THE CLA (Country Land and Business Association) has highlighted what it has described as "the urgent need" to reform the current “dysfunctional” listed building consent system with its backing of a new report by the Listed Buildings Initiative.

The association, whose members look after over a quarter of all listed buildings, called the independent report “shocking” but “not surprising”.

Asset or Liability? Owning a listed building in the 21st century found that three quarters of respondents thought the current listed building consent system worked badly, with 80 per cent saying its decisions were “illogical” or “inconsistent”.

Worst of all for the long-term future of England’s 750,000 listed buildings, two-thirds thought the system “freezes” listed buildings, preventing the sympathetic changes essential to keep them valued and viable in the future.

CLA Midlands rural adviser Donna Tavernor said: “This report endorses CLA members’ experiences and our own research over several years. Everyone involved in the system knows about these problems and the only practical solution is reform.

"After six years of discussions, in which the CLA was heavily involved, we now have sound national planning policy for heritage and listed buildings but reform of listed building consent has made limited progress and the system is in danger of collapse as local authorities repeatedly cut the staff supposed to run it.”

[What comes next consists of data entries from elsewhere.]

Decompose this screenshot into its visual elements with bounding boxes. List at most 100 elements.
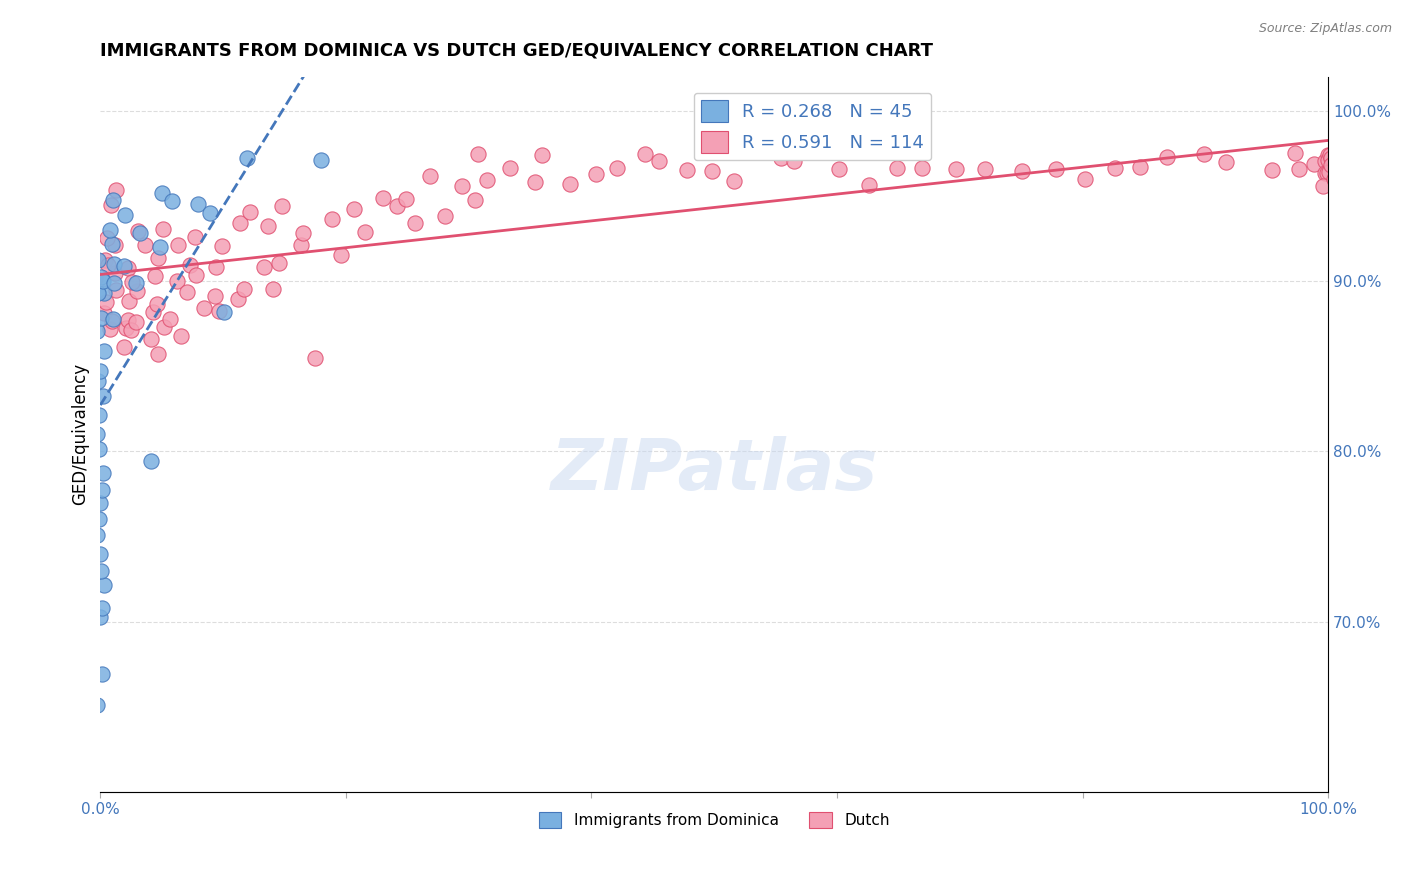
Dutch	[115, 320, 138, 334]
Immigrants from Dominica	[149, 240, 172, 254]
Dutch	[117, 313, 139, 327]
Immigrants from Dominica	[235, 151, 257, 165]
Immigrants from Dominica	[90, 565, 112, 579]
Immigrants from Dominica	[198, 206, 221, 220]
Dutch	[121, 275, 143, 289]
Dutch	[184, 268, 207, 283]
Dutch	[257, 219, 280, 233]
Dutch	[112, 340, 135, 354]
Dutch	[1288, 162, 1310, 177]
Immigrants from Dominica	[87, 512, 110, 526]
Dutch	[1315, 166, 1337, 180]
Dutch	[183, 229, 205, 244]
Dutch	[1074, 171, 1097, 186]
Immigrants from Dominica	[86, 528, 108, 542]
Dutch	[226, 292, 249, 306]
Dutch	[118, 294, 141, 309]
Immigrants from Dominica	[89, 547, 111, 561]
Dutch	[167, 237, 190, 252]
Immigrants from Dominica	[89, 496, 111, 510]
Immigrants from Dominica	[93, 344, 115, 359]
Dutch	[1316, 166, 1339, 180]
Immigrants from Dominica	[101, 237, 124, 252]
Dutch	[148, 252, 170, 266]
Dutch	[634, 147, 657, 161]
Dutch	[945, 162, 967, 177]
Immigrants from Dominica	[214, 305, 236, 319]
Immigrants from Dominica	[90, 270, 112, 285]
Dutch	[1322, 156, 1344, 170]
Dutch	[83, 271, 105, 285]
Dutch	[134, 237, 156, 252]
Immigrants from Dominica	[150, 186, 173, 200]
Dutch	[585, 167, 607, 181]
Immigrants from Dominica	[91, 466, 114, 480]
Dutch	[228, 216, 250, 230]
Dutch	[100, 197, 122, 211]
Immigrants from Dominica	[103, 257, 125, 271]
Dutch	[783, 154, 806, 169]
Dutch	[139, 332, 162, 346]
Dutch	[292, 226, 315, 240]
Dutch	[321, 212, 343, 227]
Dutch	[143, 268, 166, 283]
Dutch	[93, 306, 115, 320]
Dutch	[858, 178, 880, 193]
Dutch	[343, 202, 366, 216]
Dutch	[179, 258, 201, 272]
Dutch	[98, 322, 121, 336]
Immigrants from Dominica	[128, 227, 150, 241]
Dutch	[1284, 146, 1306, 161]
Dutch	[1129, 160, 1152, 174]
Dutch	[159, 311, 181, 326]
Dutch	[404, 216, 426, 230]
Immigrants from Dominica	[112, 259, 135, 273]
Dutch	[1261, 163, 1284, 178]
Dutch	[290, 238, 312, 252]
Immigrants from Dominica	[187, 197, 209, 211]
Dutch	[1312, 178, 1334, 193]
Dutch	[973, 162, 995, 177]
Dutch	[120, 323, 142, 337]
Dutch	[1215, 155, 1237, 169]
Dutch	[434, 209, 457, 223]
Immigrants from Dominica	[86, 427, 108, 442]
Dutch	[169, 329, 191, 343]
Dutch	[211, 239, 233, 253]
Dutch	[676, 162, 699, 177]
Dutch	[94, 253, 117, 268]
Immigrants from Dominica	[93, 286, 115, 301]
Dutch	[560, 178, 582, 192]
Dutch	[1323, 172, 1346, 186]
Immigrants from Dominica	[93, 388, 115, 402]
Y-axis label: GED/Equivalency: GED/Equivalency	[72, 363, 89, 506]
Dutch	[1317, 153, 1340, 167]
Dutch	[329, 247, 352, 261]
Immigrants from Dominica	[91, 600, 114, 615]
Dutch	[387, 199, 409, 213]
Immigrants from Dominica	[101, 311, 124, 326]
Dutch	[498, 161, 520, 175]
Dutch	[104, 266, 127, 280]
Dutch	[1104, 161, 1126, 176]
Immigrants from Dominica	[90, 310, 112, 325]
Dutch	[166, 274, 188, 288]
Dutch	[1320, 151, 1343, 165]
Dutch	[208, 303, 231, 318]
Dutch	[723, 174, 745, 188]
Immigrants from Dominica	[101, 193, 124, 207]
Immigrants from Dominica	[89, 610, 111, 624]
Immigrants from Dominica	[86, 324, 108, 338]
Dutch	[262, 282, 284, 296]
Dutch	[648, 154, 671, 169]
Dutch	[105, 183, 128, 197]
Dutch	[152, 320, 174, 334]
Dutch	[142, 305, 165, 319]
Immigrants from Dominica	[309, 153, 332, 167]
Dutch	[1045, 161, 1067, 176]
Dutch	[530, 148, 553, 162]
Dutch	[205, 260, 228, 275]
Dutch	[152, 221, 174, 235]
Text: IMMIGRANTS FROM DOMINICA VS DUTCH GED/EQUIVALENCY CORRELATION CHART: IMMIGRANTS FROM DOMINICA VS DUTCH GED/EQ…	[100, 42, 934, 60]
Immigrants from Dominica	[114, 208, 136, 222]
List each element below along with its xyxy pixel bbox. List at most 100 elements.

Urgent reforms "needed" and called for by the CLA include proper guidance on the listed building consent process, more realistic technical advice from English Heritage on change to listed buildings, defining and removing from the system the usually harmless changes like replacing central heating and a more streamlined procedure for other "non-harmful" changes to free up local authority staff so they can focus on the minority of applications which might cause harm.